1. Making it about you
The first natural reaction to finding a job you’re really interested in is to describe why you want that job. Maybe it’s because it’s a step up on the corporate ladder or because you’d be working with musicians and you’ve always loved live music. It’s great that you’re identifying why you’re interested in the position, but you need to take it a step further.
Employers hire people for self-serving reasons. If you only talk about how this job will help you, your application will no doubt end up in the rejection pile. Instead, focus on what’s in it for the employer.
If you really enjoy social media, don’t just talk about why you are interested in this area. In your resume expand on all of the accomplishments you have made relevant to social media and in your cover letter expand your description to why this is valuable in the role they are recruiting for.
2. Including all of your experience
Part of the reason the job search process takes so long is because an effective application is a customized application. That’s why most people use the same resume for multiple positions.
It can feel scary to leave out some of your experience - “But what if it looks like I was doing nothing during that gap?” Unfortunately when you include all, or even most, of what you’ve done in your career your story appears scattered. You can’t be known for anything if you’re trying to be known for everything.
If you feel insecure about leaving off positions that aren’t necessarily relevant to the position you’re applying for, just move them to an “Other Experience” section.
3. Lack of keywords
One of the hardest things to do is see our impact in terms of the bigger picture, not just our day-today duties. When you’re applying for a new job, one of the MOST important things you should do is promote your transferable skills.
Say you’ve been responsible for planning editorial calendars and writing copy for a product-based business and this is how you list your experience on your resume. Well if a company is describing this work as “content marketing” and you don’t frame your experience this way, a hiring manager isn’t guaranteed to notice it.
Applicant tracking systems are used a LOT now. If you don’t include the keywords listed on a job description on your resume and cover letter, you risk your application being rejected before ever reaching a human being.

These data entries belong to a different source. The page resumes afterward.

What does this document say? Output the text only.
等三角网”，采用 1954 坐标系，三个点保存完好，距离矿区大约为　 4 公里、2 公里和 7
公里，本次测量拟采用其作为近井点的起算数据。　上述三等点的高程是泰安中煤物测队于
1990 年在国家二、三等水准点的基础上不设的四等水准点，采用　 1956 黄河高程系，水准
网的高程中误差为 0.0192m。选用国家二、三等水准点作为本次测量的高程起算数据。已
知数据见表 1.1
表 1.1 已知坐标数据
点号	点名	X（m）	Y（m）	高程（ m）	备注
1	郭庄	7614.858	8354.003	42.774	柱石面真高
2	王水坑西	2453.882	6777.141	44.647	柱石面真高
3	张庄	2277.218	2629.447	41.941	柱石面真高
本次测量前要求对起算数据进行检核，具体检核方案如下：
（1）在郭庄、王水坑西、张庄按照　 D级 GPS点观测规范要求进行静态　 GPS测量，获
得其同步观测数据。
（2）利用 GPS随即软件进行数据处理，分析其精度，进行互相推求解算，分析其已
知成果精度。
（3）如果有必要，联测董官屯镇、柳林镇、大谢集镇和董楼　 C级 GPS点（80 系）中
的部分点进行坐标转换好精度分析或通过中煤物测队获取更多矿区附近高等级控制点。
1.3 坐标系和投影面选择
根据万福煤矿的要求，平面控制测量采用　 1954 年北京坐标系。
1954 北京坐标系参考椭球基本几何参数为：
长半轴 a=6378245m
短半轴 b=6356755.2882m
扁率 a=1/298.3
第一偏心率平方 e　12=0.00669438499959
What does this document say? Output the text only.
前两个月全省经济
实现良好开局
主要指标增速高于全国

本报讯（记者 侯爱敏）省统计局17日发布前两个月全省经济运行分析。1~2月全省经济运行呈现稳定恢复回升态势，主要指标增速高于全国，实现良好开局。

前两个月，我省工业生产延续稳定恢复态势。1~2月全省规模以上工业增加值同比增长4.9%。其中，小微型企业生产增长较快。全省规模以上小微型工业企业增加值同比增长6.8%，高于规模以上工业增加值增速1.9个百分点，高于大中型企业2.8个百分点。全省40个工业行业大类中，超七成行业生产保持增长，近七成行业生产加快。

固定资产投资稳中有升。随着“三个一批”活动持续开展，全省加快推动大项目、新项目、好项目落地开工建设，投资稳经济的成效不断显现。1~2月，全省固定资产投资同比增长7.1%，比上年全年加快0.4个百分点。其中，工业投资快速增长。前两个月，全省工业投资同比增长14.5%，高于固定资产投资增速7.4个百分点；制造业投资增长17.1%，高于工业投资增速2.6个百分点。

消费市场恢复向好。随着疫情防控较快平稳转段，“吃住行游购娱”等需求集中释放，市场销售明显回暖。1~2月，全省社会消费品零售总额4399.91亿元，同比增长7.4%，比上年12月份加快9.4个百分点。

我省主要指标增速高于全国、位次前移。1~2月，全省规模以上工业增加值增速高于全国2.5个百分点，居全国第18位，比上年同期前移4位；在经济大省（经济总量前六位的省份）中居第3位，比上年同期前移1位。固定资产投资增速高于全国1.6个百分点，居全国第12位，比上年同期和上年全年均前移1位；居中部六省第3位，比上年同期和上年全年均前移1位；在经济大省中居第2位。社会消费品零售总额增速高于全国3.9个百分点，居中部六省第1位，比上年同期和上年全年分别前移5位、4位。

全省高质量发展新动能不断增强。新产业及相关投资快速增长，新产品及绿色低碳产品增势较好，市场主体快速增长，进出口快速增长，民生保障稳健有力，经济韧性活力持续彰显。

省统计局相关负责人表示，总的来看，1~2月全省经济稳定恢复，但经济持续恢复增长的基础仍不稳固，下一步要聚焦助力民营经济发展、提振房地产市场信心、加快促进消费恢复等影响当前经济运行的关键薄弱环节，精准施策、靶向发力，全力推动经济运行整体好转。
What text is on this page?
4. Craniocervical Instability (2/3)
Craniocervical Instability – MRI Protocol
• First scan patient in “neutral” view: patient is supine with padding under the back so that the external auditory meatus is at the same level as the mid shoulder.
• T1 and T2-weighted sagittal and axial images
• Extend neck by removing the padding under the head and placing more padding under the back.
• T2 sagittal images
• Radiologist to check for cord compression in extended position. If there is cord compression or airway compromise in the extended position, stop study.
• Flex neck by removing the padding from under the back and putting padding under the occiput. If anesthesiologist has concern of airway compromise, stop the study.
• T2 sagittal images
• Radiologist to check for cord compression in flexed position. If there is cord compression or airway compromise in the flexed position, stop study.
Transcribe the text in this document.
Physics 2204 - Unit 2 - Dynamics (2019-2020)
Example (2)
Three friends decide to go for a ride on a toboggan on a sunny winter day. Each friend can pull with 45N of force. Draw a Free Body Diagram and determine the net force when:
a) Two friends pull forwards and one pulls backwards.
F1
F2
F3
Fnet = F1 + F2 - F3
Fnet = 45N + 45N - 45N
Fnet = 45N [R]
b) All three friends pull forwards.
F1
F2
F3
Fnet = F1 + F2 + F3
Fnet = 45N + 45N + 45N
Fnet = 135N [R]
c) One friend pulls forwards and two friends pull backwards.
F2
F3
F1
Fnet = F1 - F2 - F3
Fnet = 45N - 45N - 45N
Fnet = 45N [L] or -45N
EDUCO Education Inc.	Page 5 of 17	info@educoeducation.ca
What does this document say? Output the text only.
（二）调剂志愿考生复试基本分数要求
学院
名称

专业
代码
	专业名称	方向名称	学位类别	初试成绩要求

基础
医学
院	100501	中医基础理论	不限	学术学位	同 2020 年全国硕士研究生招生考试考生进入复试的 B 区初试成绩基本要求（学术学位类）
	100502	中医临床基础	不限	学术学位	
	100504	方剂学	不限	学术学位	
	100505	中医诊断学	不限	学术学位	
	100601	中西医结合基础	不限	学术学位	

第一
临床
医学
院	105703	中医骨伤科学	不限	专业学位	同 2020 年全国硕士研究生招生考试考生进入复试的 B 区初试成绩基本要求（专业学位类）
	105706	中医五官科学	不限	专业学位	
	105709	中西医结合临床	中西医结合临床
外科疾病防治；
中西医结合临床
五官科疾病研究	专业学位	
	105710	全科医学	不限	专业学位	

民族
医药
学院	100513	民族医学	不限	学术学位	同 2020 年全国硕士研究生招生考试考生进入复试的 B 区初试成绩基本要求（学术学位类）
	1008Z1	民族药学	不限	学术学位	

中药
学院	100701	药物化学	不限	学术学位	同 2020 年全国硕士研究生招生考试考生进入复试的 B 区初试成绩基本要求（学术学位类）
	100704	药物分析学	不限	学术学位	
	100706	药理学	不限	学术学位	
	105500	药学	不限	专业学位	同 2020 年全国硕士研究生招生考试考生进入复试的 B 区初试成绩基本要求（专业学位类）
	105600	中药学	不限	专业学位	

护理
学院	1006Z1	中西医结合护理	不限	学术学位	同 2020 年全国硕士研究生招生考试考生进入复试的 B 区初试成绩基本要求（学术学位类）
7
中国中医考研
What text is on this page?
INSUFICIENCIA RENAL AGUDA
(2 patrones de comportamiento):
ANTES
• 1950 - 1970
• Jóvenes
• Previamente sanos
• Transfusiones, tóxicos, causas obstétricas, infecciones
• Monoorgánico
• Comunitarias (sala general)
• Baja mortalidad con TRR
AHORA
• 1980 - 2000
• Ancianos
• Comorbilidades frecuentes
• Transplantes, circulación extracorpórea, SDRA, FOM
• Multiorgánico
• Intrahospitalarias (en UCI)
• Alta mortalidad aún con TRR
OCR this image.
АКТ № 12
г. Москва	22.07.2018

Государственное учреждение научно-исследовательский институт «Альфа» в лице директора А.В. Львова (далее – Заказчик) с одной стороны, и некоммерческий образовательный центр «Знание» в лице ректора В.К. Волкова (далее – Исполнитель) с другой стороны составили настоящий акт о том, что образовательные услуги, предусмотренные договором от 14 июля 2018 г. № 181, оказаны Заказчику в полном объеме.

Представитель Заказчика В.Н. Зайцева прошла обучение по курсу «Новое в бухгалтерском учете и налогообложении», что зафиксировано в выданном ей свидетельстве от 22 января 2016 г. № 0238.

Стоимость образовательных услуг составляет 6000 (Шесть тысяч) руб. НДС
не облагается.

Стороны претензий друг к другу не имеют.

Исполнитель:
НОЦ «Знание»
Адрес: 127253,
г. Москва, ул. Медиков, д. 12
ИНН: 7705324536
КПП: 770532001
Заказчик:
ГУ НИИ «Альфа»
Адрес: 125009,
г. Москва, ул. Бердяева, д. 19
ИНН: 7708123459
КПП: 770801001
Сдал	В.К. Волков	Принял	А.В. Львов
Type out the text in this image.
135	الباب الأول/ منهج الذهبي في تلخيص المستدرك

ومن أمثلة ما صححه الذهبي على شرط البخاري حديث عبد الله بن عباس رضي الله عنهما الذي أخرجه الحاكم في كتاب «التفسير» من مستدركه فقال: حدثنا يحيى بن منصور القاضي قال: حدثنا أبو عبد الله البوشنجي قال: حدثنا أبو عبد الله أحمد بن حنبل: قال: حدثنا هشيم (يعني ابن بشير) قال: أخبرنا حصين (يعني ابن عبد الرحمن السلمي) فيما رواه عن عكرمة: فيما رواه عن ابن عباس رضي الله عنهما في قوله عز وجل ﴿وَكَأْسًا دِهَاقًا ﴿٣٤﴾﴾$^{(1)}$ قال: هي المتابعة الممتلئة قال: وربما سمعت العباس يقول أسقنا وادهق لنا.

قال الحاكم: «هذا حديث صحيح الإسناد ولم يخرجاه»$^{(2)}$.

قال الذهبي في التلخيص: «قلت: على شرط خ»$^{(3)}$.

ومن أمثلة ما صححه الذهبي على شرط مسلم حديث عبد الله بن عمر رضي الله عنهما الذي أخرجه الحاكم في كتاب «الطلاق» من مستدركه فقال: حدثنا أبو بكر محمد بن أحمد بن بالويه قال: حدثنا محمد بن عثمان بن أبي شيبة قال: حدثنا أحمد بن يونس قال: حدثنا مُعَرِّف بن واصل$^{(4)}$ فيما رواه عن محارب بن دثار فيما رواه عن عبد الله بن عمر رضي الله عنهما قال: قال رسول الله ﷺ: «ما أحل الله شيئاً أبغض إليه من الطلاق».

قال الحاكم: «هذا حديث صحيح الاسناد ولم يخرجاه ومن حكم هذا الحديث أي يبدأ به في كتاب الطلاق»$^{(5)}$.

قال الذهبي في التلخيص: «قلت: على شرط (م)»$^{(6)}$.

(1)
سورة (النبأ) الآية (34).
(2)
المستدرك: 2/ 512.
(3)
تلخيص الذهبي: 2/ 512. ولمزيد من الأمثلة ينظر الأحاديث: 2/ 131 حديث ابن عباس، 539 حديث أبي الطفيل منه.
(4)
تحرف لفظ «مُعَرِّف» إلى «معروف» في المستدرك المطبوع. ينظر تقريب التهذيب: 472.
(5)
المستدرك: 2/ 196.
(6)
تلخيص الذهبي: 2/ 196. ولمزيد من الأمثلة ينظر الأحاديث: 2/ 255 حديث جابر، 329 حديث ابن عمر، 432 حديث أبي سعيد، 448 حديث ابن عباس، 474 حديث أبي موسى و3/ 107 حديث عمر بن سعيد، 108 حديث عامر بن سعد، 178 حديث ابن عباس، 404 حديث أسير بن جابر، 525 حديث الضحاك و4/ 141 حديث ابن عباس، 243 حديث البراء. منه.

4. Interest is there, relevant experience is not
Part of the reason most of us make a career change is because we want to be doing something we’re more interested in. But interest alone doesn’t make you qualified.
When you’re reviewing a job description it’s important to make a list of why you’re drawn to a position. This will help you get really clear about what it is that is attracting you to that specific position and will help you articulate it later.
Then it’s vital to make a separate list of how specifically your experience supports what they’re looking for in a candidate. If most of what makes you qualified are things you did a long time ago or as a hobby, you might realize this opportunity is appealing as an interest and not necessarily a career path (at this point in time).
5. No cover letter
Some people think a cover letter is an unnecessary time. Granted it takes the most amount of time and creativity. But it’s your ONE chance to directly connect the dots between your experience and the position posting.
Your cover letter is the opportunity to explain why you’re making a career change, talk about your soft skills, and expand on your resume to give specific examples of how you’ve already succeeded in the areas they’re looking for.
Why would you willingly give up this opportunity?
6. Disregarded application instructions
Similar to the last point, if you don’t follow the explicit instructions given on the posting, your application likely won’t be reviewed. I know one hiring manager who won’t look at any resume that is submitted without a cover letter, no matter how qualified the applicant appears.
A few common instructions are: including salary requirements, including your cover letter and resume in one single file, attaching writing samples, or keeping your resume to one page.
7. Posting is old
Employers start to narrow down serious contenders within 1-2 weeks of the job being posted. If you’re applying for something more than 30 days old, chances are they’re already in the thick of contacting applicants and maybe even interviewing.
Searching a few times a week or setting job alerts is the best way to get your eyes on newly posted positions and get your resume to the top of the stack.